A: I was a mentor at Ipsos already of some interns and they liked they way I made stats easy. With more than 20 years of experience as a statistical scientist in the market research industry I felt that it was time to share knowledge, some life experience and help the mentees with their career progress as statisticians.
Q: How much of your time does it take up?
A: For the RSS I dedicate four hours per month. The sessions last from one to two hours.
Q: What format do the mentor sessions take?
A: I prefer face-to-face sessions at least once a month. But my mentees can connect with me via WhatsApp, email or Skype, in case they have a more technical question. Usually the mentees organise a roadmap of topics we should cover but we intercalate these topics with some life coaching, career progress, etc. So every session is different.
Q: How long does the mentoring formally last for?
A: Usually, forever! Or at least one year (technically) but all my mentees are now friends.
Q: Would you recommend becoming a mentor to other CStat holders?
A: 100% yes.
What’s it like to have a CStat mentor?
Aura Popa, a statistical consultant, was mentored by Leo when she was a GradStat. She now has full CStat accreditation and plans to become a mentor herself.
Q: How were you introduced to Leo?
A: I applied for a mentor through the RSS. Because on the application I mentioned that I wanted a mentor with specific experience in market research, I had to wait about 2-3 years until I received an email from RSS asking me if I am still interested in the scheme. My reply was an instant yes, because I believe that you should have a mentor no matter of how advanced your stage in your career is.
Q: Was there a formal process for you to follow or did you decide a strategy between you?

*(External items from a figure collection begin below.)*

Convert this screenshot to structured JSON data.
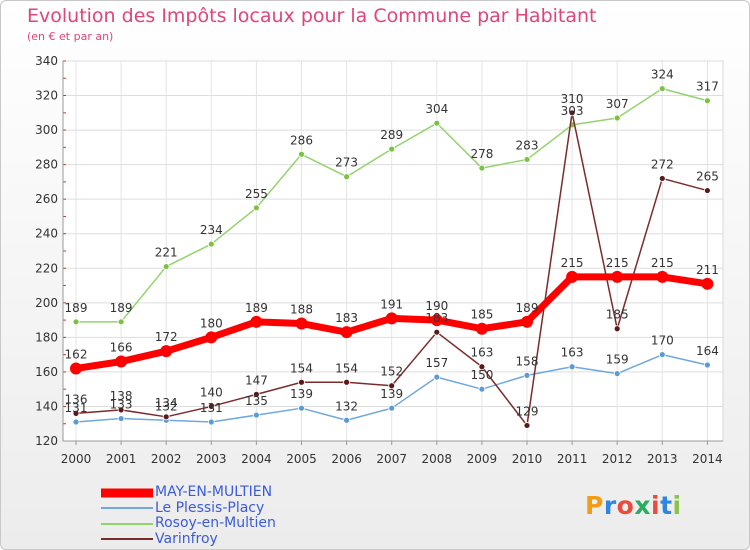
{
  "title": "Evolution des Impôts locaux pour la Commune par Habitant",
  "subtitle": "(en € et par an)",
  "logo_text": "Proxiti",
  "chart_data": {
    "type": "line",
    "title": "Evolution des Impôts locaux pour la Commune par Habitant",
    "subtitle": "(en € et par an)",
    "categories": [
      "2000",
      "2001",
      "2002",
      "2003",
      "2004",
      "2005",
      "2006",
      "2007",
      "2008",
      "2009",
      "2010",
      "2011",
      "2012",
      "2013",
      "2014"
    ],
    "ylim": [
      120,
      340
    ],
    "yticks": [
      120,
      140,
      160,
      180,
      200,
      220,
      240,
      260,
      280,
      300,
      320,
      340
    ],
    "grid": true,
    "legend_position": "bottom-left",
    "series": [
      {
        "name": "MAY-EN-MULTIEN",
        "color": "#ff0000",
        "values": [
          162,
          166,
          172,
          180,
          189,
          188,
          183,
          191,
          190,
          185,
          189,
          215,
          215,
          215,
          211
        ]
      },
      {
        "name": "Le Plessis-Placy",
        "color": "#6fa8dc",
        "values": [
          131,
          133,
          132,
          131,
          135,
          139,
          132,
          139,
          157,
          150,
          158,
          163,
          159,
          170,
          164
        ]
      },
      {
        "name": "Rosoy-en-Multien",
        "color": "#93d36b",
        "values": [
          189,
          189,
          221,
          234,
          255,
          286,
          273,
          289,
          304,
          278,
          283,
          303,
          307,
          324,
          317
        ]
      },
      {
        "name": "Varinfroy",
        "color": "#7a2c2c",
        "values": [
          136,
          138,
          134,
          140,
          147,
          154,
          154,
          152,
          183,
          163,
          129,
          310,
          185,
          272,
          265
        ]
      }
    ]
  }
}
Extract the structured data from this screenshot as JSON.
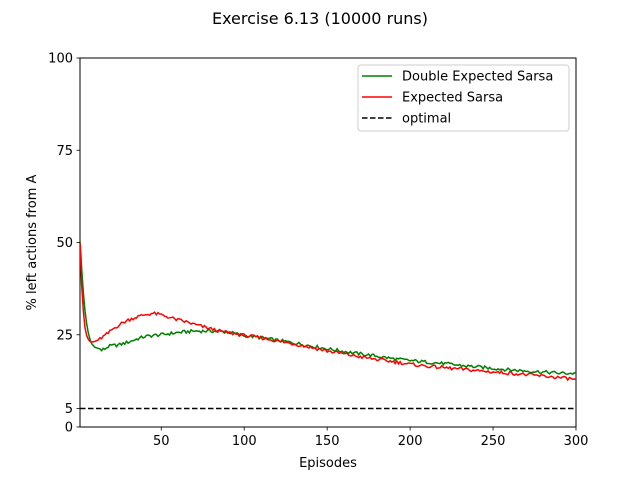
{
  "chart_data": {
    "type": "line",
    "title": "Exercise 6.13 (10000 runs)",
    "xlabel": "Episodes",
    "ylabel": "% left actions from A",
    "xlim": [
      1,
      300
    ],
    "ylim": [
      0,
      100
    ],
    "xticks": [
      50,
      100,
      150,
      200,
      250,
      300
    ],
    "yticks": [
      0,
      5,
      25,
      50,
      75,
      100
    ],
    "grid": false,
    "legend_position": "top-right",
    "series": [
      {
        "name": "Double Expected Sarsa",
        "color": "#008000",
        "line_style": "solid",
        "x": [
          1,
          2,
          3,
          4,
          5,
          6,
          7,
          8,
          10,
          12,
          14,
          16,
          18,
          20,
          25,
          30,
          35,
          40,
          45,
          50,
          55,
          60,
          65,
          70,
          75,
          80,
          85,
          90,
          95,
          100,
          110,
          120,
          130,
          140,
          150,
          160,
          170,
          180,
          190,
          200,
          210,
          220,
          230,
          240,
          250,
          260,
          270,
          280,
          290,
          300
        ],
        "values": [
          50.5,
          43.0,
          36.5,
          31.5,
          28.0,
          25.5,
          23.8,
          22.6,
          21.6,
          21.3,
          20.8,
          21.2,
          21.8,
          22.0,
          22.3,
          23.0,
          23.8,
          24.5,
          24.8,
          25.0,
          25.3,
          25.6,
          25.8,
          26.0,
          26.0,
          26.0,
          25.9,
          25.7,
          25.3,
          24.8,
          24.2,
          23.5,
          22.8,
          22.0,
          21.2,
          20.5,
          19.8,
          19.2,
          18.5,
          18.0,
          17.6,
          17.2,
          16.7,
          16.3,
          15.9,
          15.5,
          15.2,
          14.9,
          14.6,
          14.5
        ]
      },
      {
        "name": "Expected Sarsa",
        "color": "#ff0000",
        "line_style": "solid",
        "x": [
          1,
          2,
          3,
          4,
          5,
          6,
          7,
          8,
          10,
          12,
          15,
          18,
          20,
          25,
          30,
          35,
          40,
          45,
          50,
          55,
          60,
          65,
          70,
          75,
          80,
          85,
          90,
          95,
          100,
          110,
          120,
          130,
          140,
          150,
          160,
          170,
          180,
          190,
          200,
          210,
          220,
          230,
          240,
          250,
          260,
          270,
          280,
          290,
          300
        ],
        "values": [
          50.0,
          38.5,
          31.5,
          27.0,
          24.8,
          23.8,
          23.2,
          23.0,
          23.2,
          23.6,
          24.5,
          25.4,
          26.3,
          27.8,
          29.0,
          29.8,
          30.4,
          30.8,
          30.4,
          29.7,
          29.0,
          28.5,
          27.8,
          27.2,
          26.6,
          26.0,
          25.6,
          25.2,
          24.8,
          24.2,
          23.3,
          22.5,
          21.6,
          20.6,
          19.8,
          19.0,
          18.3,
          17.7,
          17.0,
          16.5,
          16.1,
          15.7,
          15.3,
          14.9,
          14.6,
          14.2,
          13.8,
          13.4,
          12.9
        ]
      },
      {
        "name": "optimal",
        "color": "#000000",
        "line_style": "dashed",
        "x": [
          1,
          300
        ],
        "values": [
          5,
          5
        ]
      }
    ]
  }
}
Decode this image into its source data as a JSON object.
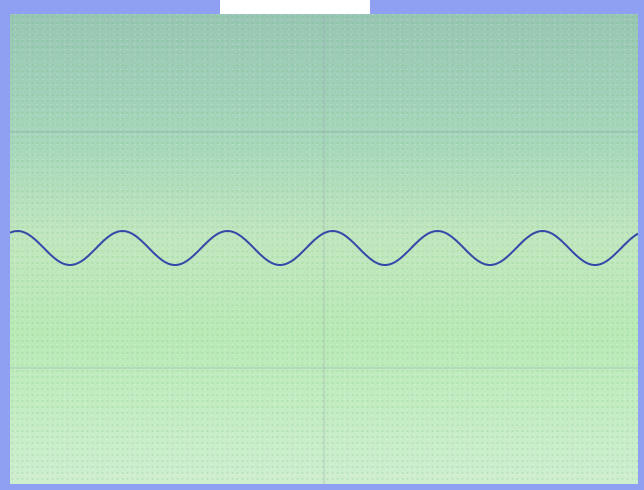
{
  "window": {
    "title": ""
  },
  "viewport": {
    "grid": true,
    "curve_color": "#3448a9",
    "grid_color": "#8fa0aa",
    "border_color": "#8f9ff2"
  },
  "surface_curve": {
    "type": "sinusoid",
    "peaks": 6,
    "troughs": 6
  }
}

A: We both read the guide that is provided by RSS on how a mentee and a mentor should collaborate during this period. There were two stages: the first was to have a phone call that was more structured like an interview, where each of us presented themselves to each other and what we are expecting from and envisage this mentorship. The second stage was a face-to-face meeting in which we discussed our expectations and sketch up a plan of the topics we should go through.
Q: How often were you in touch with each other?

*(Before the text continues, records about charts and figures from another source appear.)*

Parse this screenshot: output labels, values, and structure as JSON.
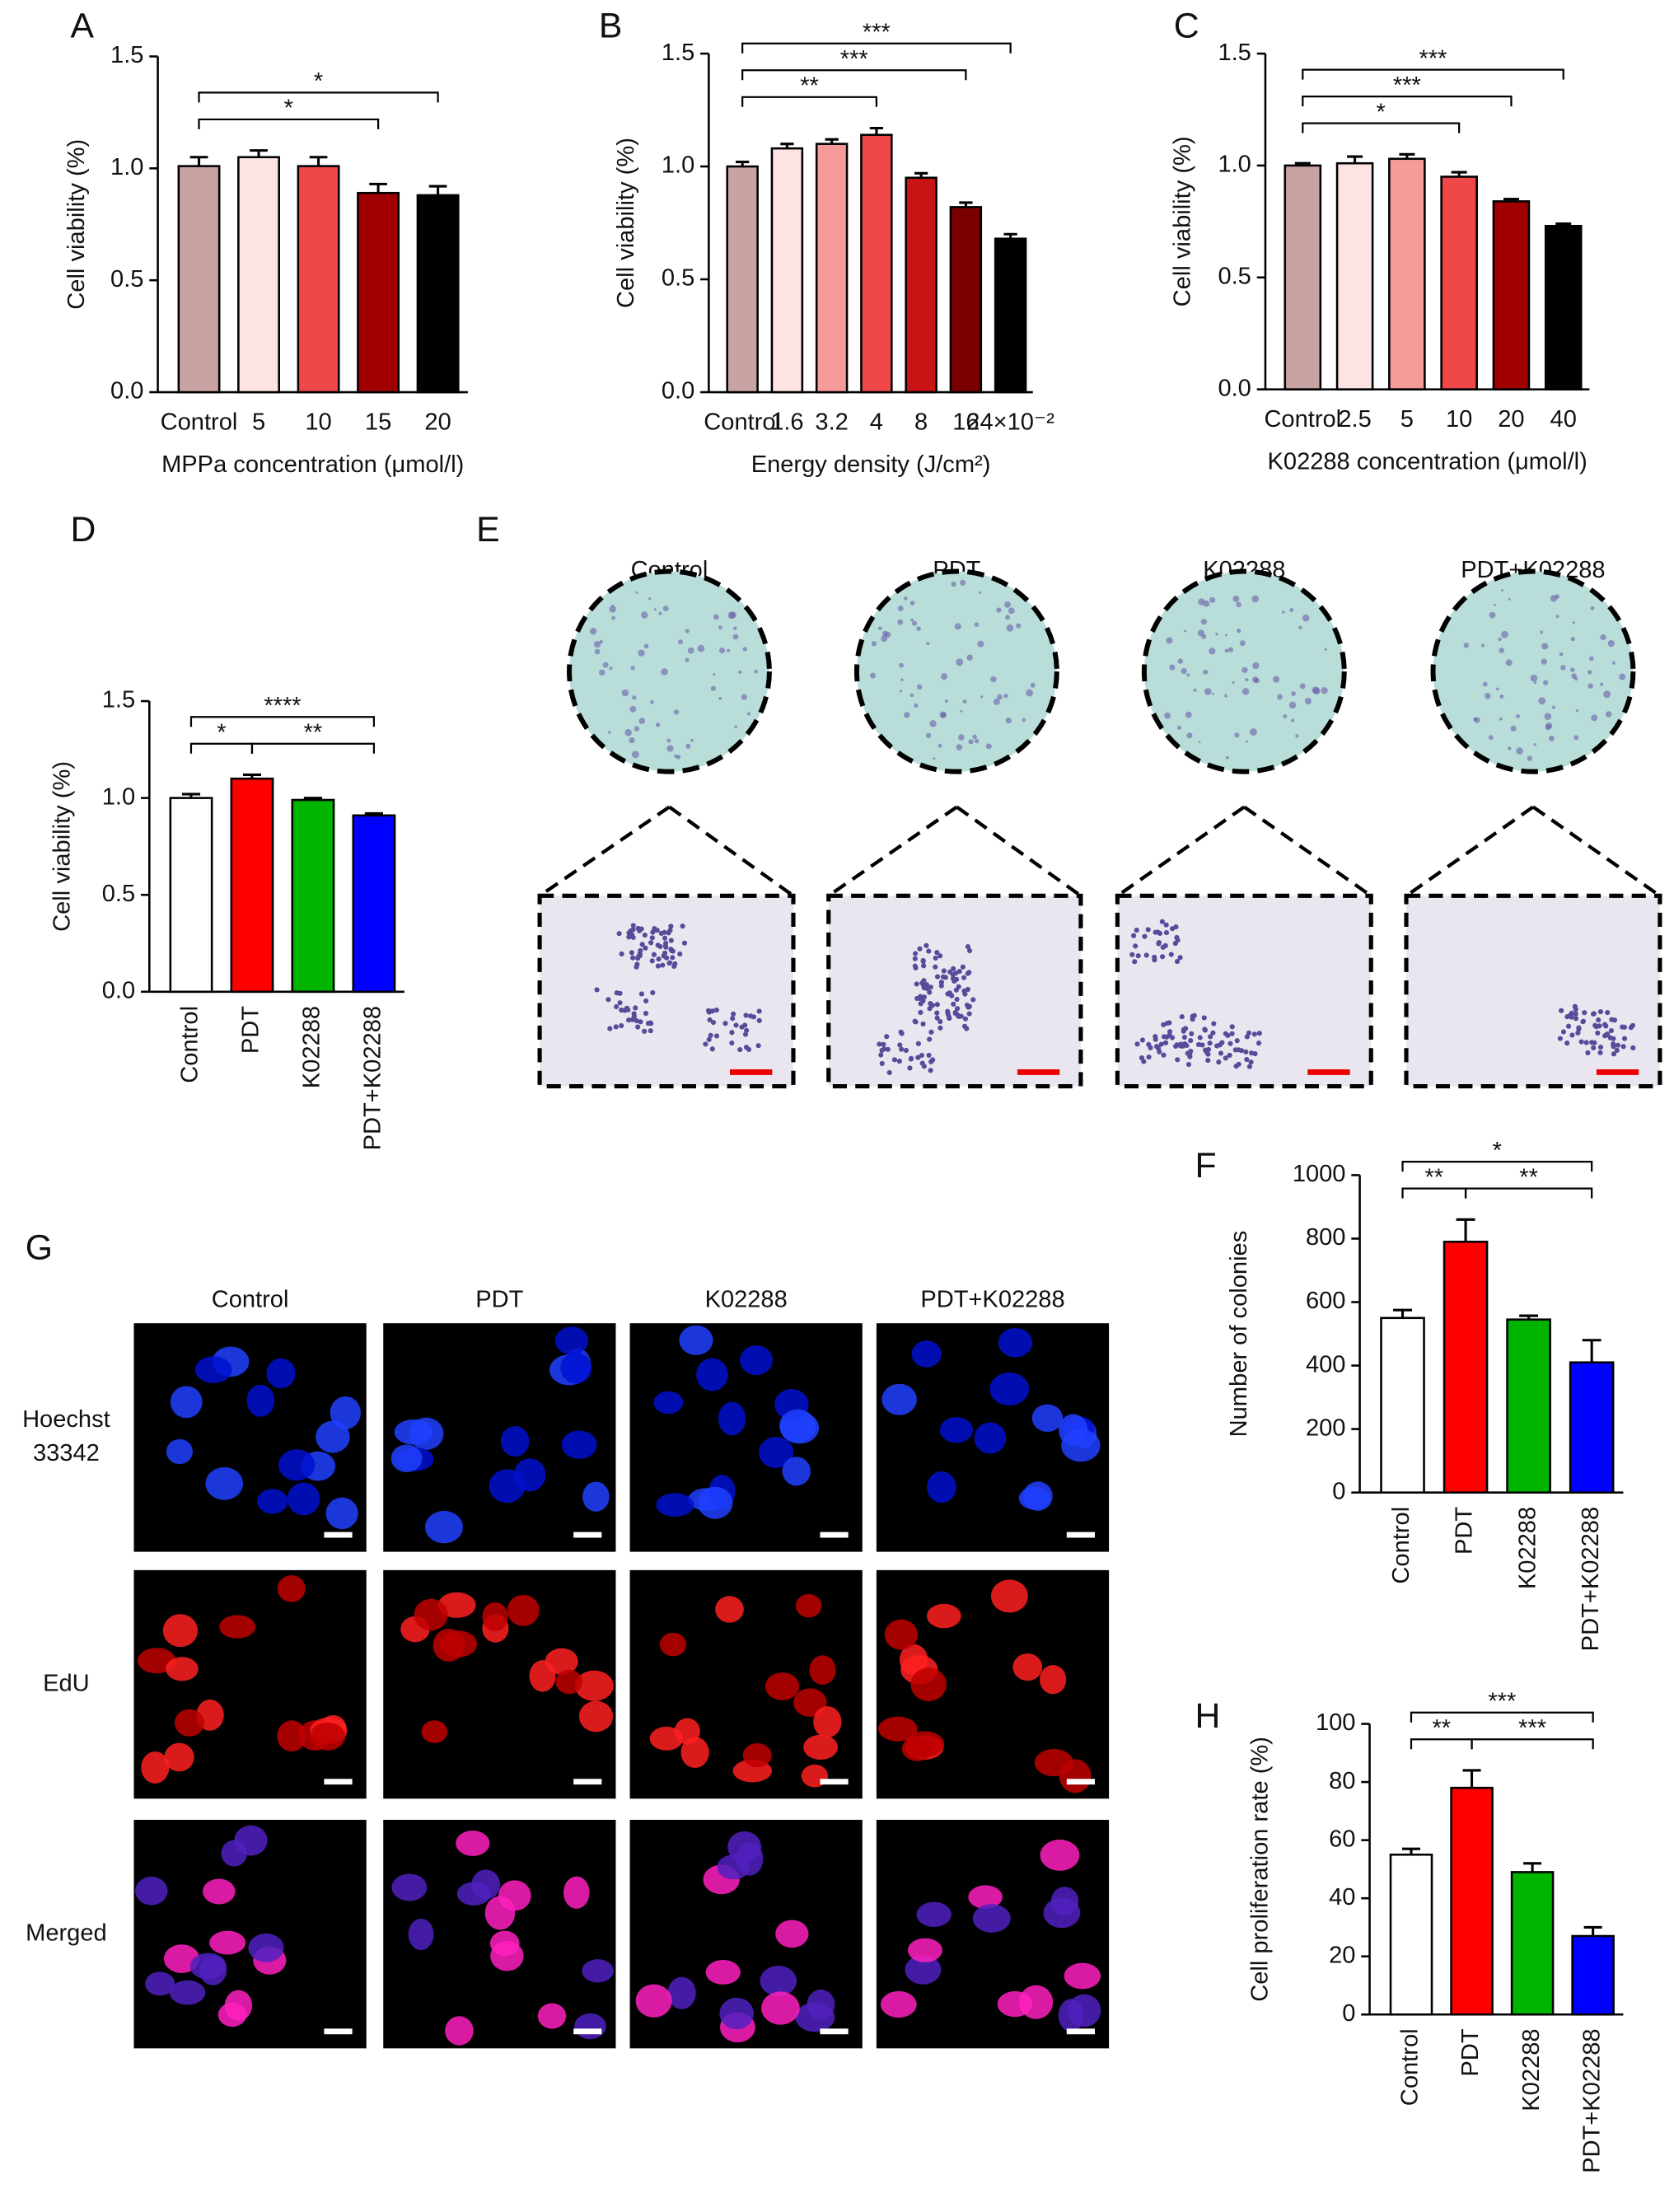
{
  "chart_data": [
    {
      "type": "bar",
      "panel": "A",
      "ylabel": "Cell viability (%)",
      "xlabel": "MPPa concentration (μmol/l)",
      "categories": [
        "Control",
        "5",
        "10",
        "15",
        "20"
      ],
      "values": [
        1.01,
        1.05,
        1.01,
        0.89,
        0.88
      ],
      "errors": [
        0.04,
        0.03,
        0.04,
        0.04,
        0.04
      ],
      "colors": [
        "#c9a3a3",
        "#fde3e3",
        "#f04848",
        "#a00000",
        "#000000"
      ],
      "ylim": [
        0,
        1.5
      ],
      "yticks": [
        {
          "value": 0,
          "label": "0.0"
        },
        0.5,
        {
          "value": 1,
          "label": "1.0"
        },
        1.5
      ],
      "significance": [
        {
          "between": [
            "Control",
            "15"
          ],
          "label": "*"
        },
        {
          "between": [
            "Control",
            "20"
          ],
          "label": "*"
        }
      ]
    },
    {
      "type": "bar",
      "panel": "B",
      "ylabel": "Cell viability (%)",
      "xlabel": "Energy density (J/cm²)",
      "categories": [
        "Control",
        "1.6",
        "3.2",
        "4",
        "8",
        "16",
        "24×10⁻²"
      ],
      "values": [
        1.0,
        1.08,
        1.1,
        1.14,
        0.95,
        0.82,
        0.68
      ],
      "errors": [
        0.02,
        0.02,
        0.02,
        0.03,
        0.02,
        0.02,
        0.02
      ],
      "colors": [
        "#c9a3a3",
        "#fde3e3",
        "#f79a9a",
        "#f04848",
        "#c81414",
        "#7a0000",
        "#000000"
      ],
      "ylim": [
        0,
        1.5
      ],
      "yticks": [
        {
          "value": 0,
          "label": "0.0"
        },
        0.5,
        {
          "value": 1,
          "label": "1.0"
        },
        1.5
      ],
      "significance": [
        {
          "between": [
            "Control",
            "4"
          ],
          "label": "**"
        },
        {
          "between": [
            "Control",
            "16"
          ],
          "label": "***"
        },
        {
          "between": [
            "Control",
            "24×10⁻²"
          ],
          "label": "***"
        }
      ]
    },
    {
      "type": "bar",
      "panel": "C",
      "ylabel": "Cell viability (%)",
      "xlabel": "K02288 concentration (μmol/l)",
      "categories": [
        "Control",
        "2.5",
        "5",
        "10",
        "20",
        "40"
      ],
      "values": [
        1.0,
        1.01,
        1.03,
        0.95,
        0.84,
        0.73
      ],
      "errors": [
        0.01,
        0.03,
        0.02,
        0.02,
        0.01,
        0.01
      ],
      "colors": [
        "#c9a3a3",
        "#fde3e3",
        "#f79a9a",
        "#f04848",
        "#a00000",
        "#000000"
      ],
      "ylim": [
        0,
        1.5
      ],
      "yticks": [
        {
          "value": 0,
          "label": "0.0"
        },
        0.5,
        {
          "value": 1,
          "label": "1.0"
        },
        1.5
      ],
      "significance": [
        {
          "between": [
            "Control",
            "10"
          ],
          "label": "*"
        },
        {
          "between": [
            "Control",
            "20"
          ],
          "label": "***"
        },
        {
          "between": [
            "Control",
            "40"
          ],
          "label": "***"
        }
      ]
    },
    {
      "type": "bar",
      "panel": "D",
      "ylabel": "Cell viability (%)",
      "categories": [
        "Control",
        "PDT",
        "K02288",
        "PDT+K02288"
      ],
      "values": [
        1.0,
        1.1,
        0.99,
        0.91
      ],
      "errors": [
        0.02,
        0.02,
        0.01,
        0.01
      ],
      "colors": [
        "#ffffff",
        "#ff0000",
        "#00b400",
        "#0000ff"
      ],
      "ylim": [
        0,
        1.5
      ],
      "yticks": [
        {
          "value": 0,
          "label": "0.0"
        },
        0.5,
        {
          "value": 1,
          "label": "1.0"
        },
        1.5
      ],
      "significance": [
        {
          "between": [
            "Control",
            "PDT"
          ],
          "label": "*"
        },
        {
          "between": [
            "PDT",
            "PDT+K02288"
          ],
          "label": "**"
        },
        {
          "between": [
            "Control",
            "PDT+K02288"
          ],
          "label": "****"
        }
      ]
    },
    {
      "type": "bar",
      "panel": "F",
      "ylabel": "Number of colonies",
      "categories": [
        "Control",
        "PDT",
        "K02288",
        "PDT+K02288"
      ],
      "values": [
        550,
        790,
        545,
        410
      ],
      "errors": [
        25,
        70,
        12,
        70
      ],
      "colors": [
        "#ffffff",
        "#ff0000",
        "#00b400",
        "#0000ff"
      ],
      "ylim": [
        0,
        1000
      ],
      "yticks": [
        0,
        200,
        400,
        600,
        800,
        1000
      ],
      "significance": [
        {
          "between": [
            "Control",
            "PDT"
          ],
          "label": "**"
        },
        {
          "between": [
            "PDT",
            "PDT+K02288"
          ],
          "label": "**"
        },
        {
          "between": [
            "Control",
            "PDT+K02288"
          ],
          "label": "*"
        }
      ]
    },
    {
      "type": "bar",
      "panel": "H",
      "ylabel": "Cell proliferation rate (%)",
      "categories": [
        "Control",
        "PDT",
        "K02288",
        "PDT+K02288"
      ],
      "values": [
        55,
        78,
        49,
        27
      ],
      "errors": [
        2,
        6,
        3,
        3
      ],
      "colors": [
        "#ffffff",
        "#ff0000",
        "#00b400",
        "#0000ff"
      ],
      "ylim": [
        0,
        100
      ],
      "yticks": [
        0,
        20,
        40,
        60,
        80,
        100
      ],
      "significance": [
        {
          "between": [
            "Control",
            "PDT"
          ],
          "label": "**"
        },
        {
          "between": [
            "PDT",
            "PDT+K02288"
          ],
          "label": "***"
        },
        {
          "between": [
            "Control",
            "PDT+K02288"
          ],
          "label": "***"
        }
      ]
    }
  ],
  "panel_e": {
    "label": "E",
    "columns": [
      "Control",
      "PDT",
      "K02288",
      "PDT+K02288"
    ]
  },
  "panel_g": {
    "label": "G",
    "columns": [
      "Control",
      "PDT",
      "K02288",
      "PDT+K02288"
    ],
    "row_labels": [
      [
        "Hoechst",
        "33342"
      ],
      [
        "EdU"
      ],
      [
        "Merged"
      ]
    ]
  }
}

A: The frequency could vary from daily to every fortnight depending on the topic I was working on and I wanted to have a sounding board on certain analytical steps with my mentor. We communicated a lot through email; we had monthly meetings and sometimes we replaced them with Skype calls when our schedules were hectic.

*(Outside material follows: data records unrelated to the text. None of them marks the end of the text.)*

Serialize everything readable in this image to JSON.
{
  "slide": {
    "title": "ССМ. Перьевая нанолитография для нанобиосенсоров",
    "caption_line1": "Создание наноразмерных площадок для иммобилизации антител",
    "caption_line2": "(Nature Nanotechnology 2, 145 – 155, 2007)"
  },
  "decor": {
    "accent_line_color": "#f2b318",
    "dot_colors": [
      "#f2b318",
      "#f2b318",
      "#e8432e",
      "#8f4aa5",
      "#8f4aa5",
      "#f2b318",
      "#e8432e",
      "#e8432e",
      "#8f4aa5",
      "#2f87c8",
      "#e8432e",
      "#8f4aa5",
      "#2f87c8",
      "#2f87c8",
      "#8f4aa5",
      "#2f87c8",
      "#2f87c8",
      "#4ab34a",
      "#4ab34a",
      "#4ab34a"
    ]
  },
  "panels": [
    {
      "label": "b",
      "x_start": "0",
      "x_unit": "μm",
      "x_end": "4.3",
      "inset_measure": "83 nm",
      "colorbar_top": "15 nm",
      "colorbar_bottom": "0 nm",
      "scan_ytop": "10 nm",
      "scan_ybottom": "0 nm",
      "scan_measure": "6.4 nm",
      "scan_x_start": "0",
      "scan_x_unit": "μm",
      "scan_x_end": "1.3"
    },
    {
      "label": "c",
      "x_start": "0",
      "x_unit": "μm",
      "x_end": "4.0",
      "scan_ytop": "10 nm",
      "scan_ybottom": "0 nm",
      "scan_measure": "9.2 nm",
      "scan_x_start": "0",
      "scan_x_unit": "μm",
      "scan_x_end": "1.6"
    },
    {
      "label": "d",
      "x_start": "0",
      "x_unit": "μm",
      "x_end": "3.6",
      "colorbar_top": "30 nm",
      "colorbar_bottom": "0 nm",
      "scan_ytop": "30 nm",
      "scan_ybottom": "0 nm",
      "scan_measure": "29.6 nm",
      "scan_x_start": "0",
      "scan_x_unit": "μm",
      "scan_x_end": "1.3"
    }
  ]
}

Q: What sorts of things did Leo help you with?
A: Each of our monthly meetings would have been a topic that would have three main parts: an analytical methodology, around career progression and around consulting and soft skills.
We would choose an analytical technique or methodology and break it down in steps, bringing examples from our own experience and sharing thoughts and what novelties we found out about that specific topic, from SPSS syntax to articles or scientific papers.
My mentorship came at a time when my manager wouldn’t have such advanced analytics skills, so Leo would challenge me to think about my career progression and development, how I envisage the perfect work place and to work towards that ideal situation.
Another area in which we collaborated a lot was around consulting and soft skills, in which I honed my ability to break down information into smaller pieces for a wider audience, so they can understand how a piece of advance analytics is developed and what the outcome is. Statisticians are often so focused in learning new programming language or techniques that they forget the end purpose of their work is to make people understand the facts being analysed.
Q: What have been the most useful things you have learned from Leo?
A: From the first few meetings Leo recommended me to attend the RSS International Conference and that had a great impact on my learning and knowledge of what is out there - that there are hundreds of statisticians who share their insights and it is a great networking place. I loved it so much I have been to every conference since, and I am looking forward this year to the Belfast one! Leo also recommended attending as many RSS events and other conferences in London on around big data and data science in marketing. However, in time this has become reciprocal and we now share a lot of information.
After I finished my mentorship and got my Charted Statistician status, Leo advise me to become a mentor myself. I am very happy that in that way I can pay back the benefits that I got from being a member of the RSS.